If I can just get a number one record, I’ll be set for life.
Getting a number one hit can be difficult – there’s a lot that goes into the process. First, the song has to be absolutely *killer*. Second, the right people have to listen to it and pass it on to the artist (this means getting to their producer, A&R person, manager, etc). Third, the (hopefully A-list) artist has to actually want to cut the song. Then – most importantly – it’s got to catch on with radio listeners, iTunes, Spotify, and all the rest. All these things have to come together for the magic to happen. Don’t get disheartened just yet – it’s not impossible. There are many Nashville writers who have had number one hits, and a few others who have had multiple number ones. But if you think that means you can retire to the Bahamas after just one…think again. With the advent of the internet, the music industry isn’t what it once was. More than a decade after Napster, they’re still trying to figure things out (although they’ve got a better handle on it). That being said, while you might have gotten a check for millions in the 90’s for a top ranked song, that’s simply not the case today. And keep in mind, if you’ve got co-writers, you’ll be splitting any proceeds with them! You can still make a chunk of change – possibly even enough to make a living on – but put that gold Lamborghini out of your mind until you’ve had a bit more success.
A publishing deal means you’ve “made it.”
Not necessarily. In a publishing deal scenario, you’re giving up all or part of your publishing rights for a “draw” – that means the publisher is paying you a salary so you can write songs exclusively for them. That doesn’t mean you can sit back and rest on your laurels, though – publishers expect you to write every day, usually multiple times a day. And for that matter, you will be expected to churn out a hit. Depending on the contract (usually a year) they have the option to renew or drop you if you haven’t hit gold yet. While publishing deals as such are increasingly being abandoned in favor of single song contracts, they do still exist. But should you get one, instead of patting yourself on the back for “hitting it big” (okay, pat yourself on the back a *little*), look at it as validation of your talents. Now it’s time to get your nose to the grindstone and write some hits.
Nashville is only country music.
You can always tell a tourist here if they’ve got boots, hats, and Western fringe shirts on.

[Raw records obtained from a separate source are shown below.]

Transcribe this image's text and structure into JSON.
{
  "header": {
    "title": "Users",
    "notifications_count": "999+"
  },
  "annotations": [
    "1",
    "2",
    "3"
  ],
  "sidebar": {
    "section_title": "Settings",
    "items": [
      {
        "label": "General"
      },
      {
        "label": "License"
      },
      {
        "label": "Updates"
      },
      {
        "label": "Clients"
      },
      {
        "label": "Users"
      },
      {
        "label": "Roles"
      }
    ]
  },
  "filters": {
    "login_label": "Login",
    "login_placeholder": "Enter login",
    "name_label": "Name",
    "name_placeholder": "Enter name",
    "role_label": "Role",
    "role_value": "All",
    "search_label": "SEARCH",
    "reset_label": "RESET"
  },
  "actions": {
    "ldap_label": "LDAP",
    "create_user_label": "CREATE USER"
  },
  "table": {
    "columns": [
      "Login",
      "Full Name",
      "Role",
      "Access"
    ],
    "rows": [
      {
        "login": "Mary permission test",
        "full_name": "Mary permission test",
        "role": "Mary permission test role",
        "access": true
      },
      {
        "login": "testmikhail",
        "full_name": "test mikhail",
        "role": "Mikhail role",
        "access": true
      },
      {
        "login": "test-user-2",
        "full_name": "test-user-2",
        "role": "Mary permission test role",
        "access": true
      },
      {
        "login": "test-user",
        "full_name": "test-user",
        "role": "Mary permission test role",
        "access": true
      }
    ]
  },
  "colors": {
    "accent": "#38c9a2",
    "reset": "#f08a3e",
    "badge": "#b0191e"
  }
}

The truth is, many rock, indie, and pop records are made in town (and quite a few indie rockers even make their homes here). While country music is certainly a main driving force, the lines between genres have been blurred for quite some time. Although the niche for non-country music in Nashville is smaller, it is there and growing. If your music is something a little off the beaten path, I encourage you to visit and do some research. You may find that you are perfectly at home here, with no trouble at all. Or you may struggle and realize L.A. is a better fit. You will never know until you’ve scoped out the scene for yourself, though.
Unfortunately, the life of a songwriter and artist is often difficult. If you’re doing it for the money, you’re going to be sorely disappointed – people with a “lottery mentality” often wash out very quickly. Bottom line, you do this because you love it and you couldn’t possibly do anything else, which makes it easier to take some of the disappointment that comes on the road to success. There’s a reason they call Nashville the “Music City” – it’s made the careers of many well-known artists, and it can do the same for you with the right mentality.
Daniel Reifsnyder is a Nashville-based Grammy nominated songwriter, having started his musical journey at the age of 3. Throughout his career, he has had the honor of working with the likes of Michael Jackson and Little Richard among many others. He is a regular contributor to several music related blogs, including his own.